I find it utterly ridiculous that we are still discussing skin color or colorism as a lived and loved practice. It is sad that we (Black folks of the diaspora) reduce one another down to pigmentation and then deem some of us deserving while those on the unfortunate side of the color spectrum suffer mercilessly. If you’re dark skinned then the opposite may be the unfortunate skin tone subject to ridicule. The double edge sword leaves ALL hands bloody. We judge and qualify skin tones like one would paint at Home Depot! Brilliant and varied hues of Blackness picked apart for sport and ideological practice. Perhaps the cruelest form of torture that colorism in the Black community produces is the fact that we strip each other of the joys of achieving goals or receiving blessings, or the lack thereof, because of skin tone. This is beyond disheartening.

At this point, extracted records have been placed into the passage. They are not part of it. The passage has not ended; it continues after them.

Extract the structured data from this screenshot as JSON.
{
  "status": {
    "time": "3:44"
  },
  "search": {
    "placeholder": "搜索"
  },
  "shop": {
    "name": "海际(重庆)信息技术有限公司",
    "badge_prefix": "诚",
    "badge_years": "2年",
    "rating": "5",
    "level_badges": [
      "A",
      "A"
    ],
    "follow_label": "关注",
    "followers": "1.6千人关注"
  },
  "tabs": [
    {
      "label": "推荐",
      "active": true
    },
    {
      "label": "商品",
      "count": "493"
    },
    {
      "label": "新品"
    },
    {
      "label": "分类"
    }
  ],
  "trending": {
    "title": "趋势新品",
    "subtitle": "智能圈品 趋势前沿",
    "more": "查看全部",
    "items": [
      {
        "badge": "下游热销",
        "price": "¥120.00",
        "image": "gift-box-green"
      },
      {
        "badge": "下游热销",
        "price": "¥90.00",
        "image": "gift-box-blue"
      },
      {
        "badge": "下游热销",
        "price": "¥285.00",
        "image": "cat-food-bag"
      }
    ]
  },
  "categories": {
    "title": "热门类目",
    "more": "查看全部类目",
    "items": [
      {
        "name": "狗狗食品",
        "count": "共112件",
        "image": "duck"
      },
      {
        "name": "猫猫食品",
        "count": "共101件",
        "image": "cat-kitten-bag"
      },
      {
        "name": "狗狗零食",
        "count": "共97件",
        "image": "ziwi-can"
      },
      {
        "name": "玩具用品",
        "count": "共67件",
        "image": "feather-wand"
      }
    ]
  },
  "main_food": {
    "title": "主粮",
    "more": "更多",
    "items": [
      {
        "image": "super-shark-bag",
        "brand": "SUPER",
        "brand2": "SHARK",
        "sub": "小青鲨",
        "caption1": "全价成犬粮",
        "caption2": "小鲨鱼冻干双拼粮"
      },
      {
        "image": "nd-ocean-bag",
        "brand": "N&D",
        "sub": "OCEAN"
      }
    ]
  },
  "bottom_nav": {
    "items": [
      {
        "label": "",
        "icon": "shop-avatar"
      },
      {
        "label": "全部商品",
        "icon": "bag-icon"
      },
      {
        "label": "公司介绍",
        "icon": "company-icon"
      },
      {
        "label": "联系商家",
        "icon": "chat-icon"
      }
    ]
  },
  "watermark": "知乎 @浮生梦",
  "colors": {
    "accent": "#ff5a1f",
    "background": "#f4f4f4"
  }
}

This kind of psychological violence demands that its victims contend with the fact that they’ve gained favor because of their skin color or never was given favor, to begin with, due to their skin color. On either side of the Black folk color spectrum, one falls under there is a different, yet identical in scope, psychological factors to contend with. On either side of the spectrum, Black folks are stripped of their humanity and are forced to wrestle with the fact that people may not like you based on your skin tone or they may adore you based on your skin tone. In either scenario there leaves little room left for the actual individual.

The moment we as Black folks start to hedge our bets on the chances of certain Black people “making it” solely because on their skin color while other Black folks are subjugated to never being the “wanted” party is deeply troubling. It’s come to the point where if someone who is extremely talented like BeyoncĂ© is viewed by some folks as having a “light skin” advantage as if she hasn’t worked hard to get where she is. Let’s not even get into the whole dark skin equals “hard” “gangsta” while light skin equals “emotional” or “soft.” This is problematic on many levels, but the tragic part is that these negative tropes have been promoted by white supremacists in America for centuries and the descendants of these Black folks are now the main progenitors of these deadly stereotypes.

This foolishness is getting out of hand! The African diaspora has too many divisive elements embedded in its fabric that need to be addressed and then done away with. The most annoying is the divisive colorism, which is an outcropping from the distancing of oneself (if you would generally be considered “Black”) from the ideas of Blackness and what that means. It is clear to see that if some Black folks can’t even fully and healthily unpack what it means to be Black, you can see the logical extension to favor being denied or shown to certain Black folks based off skin tone.